Security researchers have finally, with “high confidence,” linked a previously discovered global cyber espionage campaign targeting critical infrastructure around the world to a North Korean APT hacking group.
Thanks to the new evidence collected by researchers after analyzing a command-and-control (C2) server involved in the espionage campaign and seized by law enforcement.

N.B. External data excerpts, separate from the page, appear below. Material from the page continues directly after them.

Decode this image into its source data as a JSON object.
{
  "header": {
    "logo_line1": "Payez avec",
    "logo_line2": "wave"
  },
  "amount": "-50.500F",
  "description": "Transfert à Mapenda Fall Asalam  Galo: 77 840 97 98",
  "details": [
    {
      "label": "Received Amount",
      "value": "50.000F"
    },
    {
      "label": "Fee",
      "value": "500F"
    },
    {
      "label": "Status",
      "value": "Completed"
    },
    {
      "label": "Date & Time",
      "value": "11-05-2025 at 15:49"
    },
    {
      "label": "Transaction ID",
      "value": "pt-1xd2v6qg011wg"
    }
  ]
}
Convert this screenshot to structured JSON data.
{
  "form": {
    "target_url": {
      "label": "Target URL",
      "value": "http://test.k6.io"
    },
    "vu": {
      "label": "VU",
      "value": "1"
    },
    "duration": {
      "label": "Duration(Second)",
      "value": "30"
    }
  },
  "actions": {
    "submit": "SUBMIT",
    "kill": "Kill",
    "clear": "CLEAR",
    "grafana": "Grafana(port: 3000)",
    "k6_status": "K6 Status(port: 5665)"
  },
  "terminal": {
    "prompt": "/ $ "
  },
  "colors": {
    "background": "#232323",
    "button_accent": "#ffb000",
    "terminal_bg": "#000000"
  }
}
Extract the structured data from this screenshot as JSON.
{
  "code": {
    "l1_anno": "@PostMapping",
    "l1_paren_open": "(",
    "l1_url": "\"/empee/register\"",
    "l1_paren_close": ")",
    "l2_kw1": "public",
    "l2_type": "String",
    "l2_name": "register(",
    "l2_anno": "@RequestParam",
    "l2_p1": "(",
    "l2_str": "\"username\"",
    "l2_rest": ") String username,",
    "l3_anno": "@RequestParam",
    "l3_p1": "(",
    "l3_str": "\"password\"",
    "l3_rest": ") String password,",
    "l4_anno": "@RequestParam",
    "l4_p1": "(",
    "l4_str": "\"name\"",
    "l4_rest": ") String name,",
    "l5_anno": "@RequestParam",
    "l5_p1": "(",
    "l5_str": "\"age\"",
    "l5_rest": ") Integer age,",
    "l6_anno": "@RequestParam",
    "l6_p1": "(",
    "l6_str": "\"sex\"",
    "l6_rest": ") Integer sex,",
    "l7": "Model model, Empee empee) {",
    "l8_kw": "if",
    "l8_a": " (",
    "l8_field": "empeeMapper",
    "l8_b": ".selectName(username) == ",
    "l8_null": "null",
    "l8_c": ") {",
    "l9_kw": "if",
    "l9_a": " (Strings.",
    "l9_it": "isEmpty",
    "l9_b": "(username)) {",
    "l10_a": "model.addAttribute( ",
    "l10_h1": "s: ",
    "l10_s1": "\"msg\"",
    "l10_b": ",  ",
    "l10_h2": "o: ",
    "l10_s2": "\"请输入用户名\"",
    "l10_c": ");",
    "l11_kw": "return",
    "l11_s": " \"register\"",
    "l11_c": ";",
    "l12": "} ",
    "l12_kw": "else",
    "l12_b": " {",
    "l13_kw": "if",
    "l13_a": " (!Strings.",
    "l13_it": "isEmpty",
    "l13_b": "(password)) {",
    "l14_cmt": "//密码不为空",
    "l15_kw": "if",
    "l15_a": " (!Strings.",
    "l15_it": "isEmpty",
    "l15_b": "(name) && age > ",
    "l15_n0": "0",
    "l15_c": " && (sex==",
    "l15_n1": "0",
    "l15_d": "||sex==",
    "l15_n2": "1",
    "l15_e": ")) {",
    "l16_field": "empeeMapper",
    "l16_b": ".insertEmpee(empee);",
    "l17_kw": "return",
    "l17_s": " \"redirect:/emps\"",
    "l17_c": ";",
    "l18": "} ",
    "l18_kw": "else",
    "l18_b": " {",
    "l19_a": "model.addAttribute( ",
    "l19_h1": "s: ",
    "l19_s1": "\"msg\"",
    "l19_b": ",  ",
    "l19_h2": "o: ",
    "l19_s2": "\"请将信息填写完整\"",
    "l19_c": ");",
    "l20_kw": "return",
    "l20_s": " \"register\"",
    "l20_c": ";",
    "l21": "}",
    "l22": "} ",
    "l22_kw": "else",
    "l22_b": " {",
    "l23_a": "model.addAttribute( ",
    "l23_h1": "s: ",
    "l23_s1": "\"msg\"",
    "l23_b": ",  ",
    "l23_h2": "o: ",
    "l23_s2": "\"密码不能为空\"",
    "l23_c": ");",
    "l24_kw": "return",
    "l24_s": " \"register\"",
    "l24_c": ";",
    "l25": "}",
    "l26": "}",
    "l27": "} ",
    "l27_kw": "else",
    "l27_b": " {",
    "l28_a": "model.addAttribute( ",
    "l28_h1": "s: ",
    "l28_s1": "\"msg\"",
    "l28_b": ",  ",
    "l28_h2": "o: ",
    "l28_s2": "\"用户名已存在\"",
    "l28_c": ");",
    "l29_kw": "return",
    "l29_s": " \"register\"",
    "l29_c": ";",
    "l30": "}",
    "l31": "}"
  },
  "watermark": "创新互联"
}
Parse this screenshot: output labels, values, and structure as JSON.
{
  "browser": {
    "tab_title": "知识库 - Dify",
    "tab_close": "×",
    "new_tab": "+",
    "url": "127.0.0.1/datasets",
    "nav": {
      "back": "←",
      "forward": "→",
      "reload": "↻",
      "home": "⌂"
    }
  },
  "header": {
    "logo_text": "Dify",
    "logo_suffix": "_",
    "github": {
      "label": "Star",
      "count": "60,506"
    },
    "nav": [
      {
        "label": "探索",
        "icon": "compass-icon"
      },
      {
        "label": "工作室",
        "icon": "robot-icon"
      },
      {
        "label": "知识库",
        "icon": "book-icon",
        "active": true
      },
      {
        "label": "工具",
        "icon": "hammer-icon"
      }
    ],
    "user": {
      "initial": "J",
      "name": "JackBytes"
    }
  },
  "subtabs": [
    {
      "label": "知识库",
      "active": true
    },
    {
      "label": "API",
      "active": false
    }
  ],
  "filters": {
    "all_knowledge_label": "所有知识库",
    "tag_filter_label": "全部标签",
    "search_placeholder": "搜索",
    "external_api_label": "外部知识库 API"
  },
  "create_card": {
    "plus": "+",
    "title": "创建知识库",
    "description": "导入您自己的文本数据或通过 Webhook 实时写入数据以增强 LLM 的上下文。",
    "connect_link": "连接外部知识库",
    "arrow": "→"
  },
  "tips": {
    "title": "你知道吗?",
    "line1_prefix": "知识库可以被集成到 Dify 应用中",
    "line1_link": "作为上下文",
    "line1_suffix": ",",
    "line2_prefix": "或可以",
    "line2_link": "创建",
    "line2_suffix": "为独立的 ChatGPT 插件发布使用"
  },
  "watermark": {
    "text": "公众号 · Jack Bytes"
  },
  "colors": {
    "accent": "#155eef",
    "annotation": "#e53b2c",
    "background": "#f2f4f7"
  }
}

Dubbed Operation Sharpshooter, the cyber espionage campaign targeting government, defense, nuclear, energy, and financial organizations around the world was initially uncovered in December 2018 by security researchers at McAfee.
At that time, even after finding numerous technical links to the North Korean Lazarus hacking group, researchers were not able to immediately attribute the campaign due to a potential for false flags.
Researchers Analysed Sharpshooter’s Command Server
Now, according to a press release shared with The Hacker News, a recent analysis of the seized code and command-and-control (C2) server allowed researchers to understand the inner working of the global cyber espionage campaign, concluding that the North Korean state-sponsored hacking group is behind Operation Sharpshooter.
Lazarus Group, also known as Hidden Cobra and Guardians of Peace, is believed to be backed by the North Korean government and had reportedly been associated with the 2017 global WannaCry ransomware attack, the 2016 SWIFT Banking hack, as well as the 2014 Sony Pictures hack.
The analysis also revealed that the global espionage campaign began as early as September 2017, a year earlier than previously thought and is still ongoing.
While previous attacks were primarily targeting telecommunications, government and financial sectors in the United States, Switzerland, and Israel, and other English-speaking countries, newly-discovered evidence suggests that Sharpshooter has expanded its focus to critical infrastructure, with the most recent attacks targeting Germany, Turkey, the United Kingdom, and the United States.
Operation Sharpshooter: Global Cyber-Espionage Campaign
The global espionage campaign spreads by sending malicious documents containing a weaponized macro to targets via Dropbox. Once opened and downloaded, the macro leverages embedded shellcode to inject the Sharpshooter downloader into the memory of Microsoft Word.
For further exploitation, this in-memory implant then covertly downloads the second-stage Rising Sun malware, which uses source code from the Lazarus Group’s backdoor Trojan Duuzer, malware first circulated in 2015 targeting organizations in South Korea.
The Rising Sun malware then performs reconnaissance on the victim’s network by gathering and encrypting data, including victim devices’ computer name, IP address data, native system information and more.
“Access to the adversary’s command-and-control server code is a rare opportunity. These systems provide insights into the inner workings of cyber attack infrastructure, are typically seized by law enforcement, and only rarely made available to private sector researchers,” said Christiaan Beek, McAfee senior principal engineer, and lead scientist.
“The insights gained through access to this code are indispensable in the effort to understand and combat today’s most prominent and sophisticated cyber attack campaigns.”
Moreover, analysis of the C2 server and file logs also revealed an African connection, as the researchers uncovered a network block of IP addresses originating from a city located in the African nation of Namibia.
“This led McAfee Advanced Threat Research analysts to suspect that the actors behind Sharpshooter may have tested their implants and other techniques in this area of the world prior to launching their broader campaign of attacks,” the researchers say.
The C2 infrastructure used by the attackers has a core backend written in Hypertext Preprocessor (PHP), and Active Server Pages (ASP), which “appears to be custom and unique to the group” and has been part of the Lazarus operations since 2017.